How are FIZZ collar max profit and max loss calculated?
Max profit roughly equals short-call strike minus cost basis plus net premium; max loss roughly equals cost basis minus long-put strike minus net premium. Breakeven shifts by the net premium. For the FIZZ collar priced from the end-of-day chain at a 30-day expiry (ATM IV 17.60%), the computed maximum profit is unbounded per contract and the computed maximum loss is unbounded per contract. Live intraday quotes will differ as the chain moves through the trading session.

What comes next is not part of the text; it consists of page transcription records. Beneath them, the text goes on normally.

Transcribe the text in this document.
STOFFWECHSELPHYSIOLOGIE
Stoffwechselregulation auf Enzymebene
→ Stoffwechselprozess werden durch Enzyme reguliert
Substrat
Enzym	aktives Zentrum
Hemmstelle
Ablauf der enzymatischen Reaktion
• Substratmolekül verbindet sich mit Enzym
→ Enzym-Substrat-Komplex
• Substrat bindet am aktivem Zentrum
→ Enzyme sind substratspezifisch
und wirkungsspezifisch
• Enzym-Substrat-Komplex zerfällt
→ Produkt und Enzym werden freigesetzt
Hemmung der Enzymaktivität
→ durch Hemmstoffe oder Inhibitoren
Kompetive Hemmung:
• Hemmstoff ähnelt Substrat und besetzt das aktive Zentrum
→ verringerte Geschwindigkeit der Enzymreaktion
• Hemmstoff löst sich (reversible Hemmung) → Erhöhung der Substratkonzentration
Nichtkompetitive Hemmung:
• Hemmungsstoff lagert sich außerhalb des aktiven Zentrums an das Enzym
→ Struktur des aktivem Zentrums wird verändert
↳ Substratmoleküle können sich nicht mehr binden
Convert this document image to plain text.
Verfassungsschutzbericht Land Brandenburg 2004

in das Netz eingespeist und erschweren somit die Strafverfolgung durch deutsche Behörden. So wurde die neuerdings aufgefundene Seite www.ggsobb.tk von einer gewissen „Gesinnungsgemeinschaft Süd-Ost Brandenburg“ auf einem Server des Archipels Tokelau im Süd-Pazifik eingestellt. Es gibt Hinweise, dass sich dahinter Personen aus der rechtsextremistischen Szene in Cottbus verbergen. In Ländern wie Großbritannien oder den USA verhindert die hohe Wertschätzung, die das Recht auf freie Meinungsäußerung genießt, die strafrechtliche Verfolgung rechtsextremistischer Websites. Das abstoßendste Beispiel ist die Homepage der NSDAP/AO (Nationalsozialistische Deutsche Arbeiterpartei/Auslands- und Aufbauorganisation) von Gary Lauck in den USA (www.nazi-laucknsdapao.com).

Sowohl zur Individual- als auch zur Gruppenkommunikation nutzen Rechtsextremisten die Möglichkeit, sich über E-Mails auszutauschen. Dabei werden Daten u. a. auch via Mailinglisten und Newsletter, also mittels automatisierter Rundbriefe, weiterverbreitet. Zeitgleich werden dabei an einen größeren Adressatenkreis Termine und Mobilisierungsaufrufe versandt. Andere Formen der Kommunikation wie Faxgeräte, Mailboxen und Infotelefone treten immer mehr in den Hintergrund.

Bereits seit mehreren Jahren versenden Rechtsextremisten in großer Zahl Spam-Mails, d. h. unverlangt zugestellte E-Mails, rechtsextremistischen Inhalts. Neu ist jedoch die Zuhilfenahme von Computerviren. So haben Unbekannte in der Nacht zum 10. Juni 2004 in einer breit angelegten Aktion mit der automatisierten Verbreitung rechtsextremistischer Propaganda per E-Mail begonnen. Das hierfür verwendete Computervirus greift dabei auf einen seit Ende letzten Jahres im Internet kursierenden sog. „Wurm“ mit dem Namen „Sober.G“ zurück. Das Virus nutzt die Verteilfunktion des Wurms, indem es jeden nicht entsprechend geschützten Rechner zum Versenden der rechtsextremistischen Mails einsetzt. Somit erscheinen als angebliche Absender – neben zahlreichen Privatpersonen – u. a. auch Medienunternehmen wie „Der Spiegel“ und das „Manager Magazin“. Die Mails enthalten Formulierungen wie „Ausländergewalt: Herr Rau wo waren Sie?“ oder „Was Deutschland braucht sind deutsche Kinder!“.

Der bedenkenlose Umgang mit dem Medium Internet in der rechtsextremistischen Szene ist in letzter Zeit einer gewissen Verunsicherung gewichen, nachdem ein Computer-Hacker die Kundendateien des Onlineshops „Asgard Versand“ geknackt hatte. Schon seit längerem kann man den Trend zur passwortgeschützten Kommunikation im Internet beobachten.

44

What is the breakeven for a FIZZ collar?
The breakeven for the FIZZ collar priced on this page is no defined breakeven on the modeled curve at expiration, derived from end-of-day chain premiums. Breakeven is the underlying price at which the strategy's P&L crosses zero ignoring transaction costs and assignment risk. The current FIZZ market-implied 1-standard-deviation expected move is approximately 5.05%; if the move sits well outside the breakeven distance, the structure's risk-reward becomes correspondingly tighter.
When should you consider a collar on FIZZ?
Collars on FIZZ hedge an existing long FIZZ stock position; the long put sets a floor while the short call finances it, often run as a near-zero-cost hedge during expected volatility windows.
How does current FIZZ implied volatility affect this collar?
FIZZ ATM IV is at 17.60% with IV rank near 0.90%, which is on the low end of its 1-year range. Premium-buying structures (long call, long put, debit spreads) are relatively cheap in this regime; premium-selling structures collect less credit per unit risk.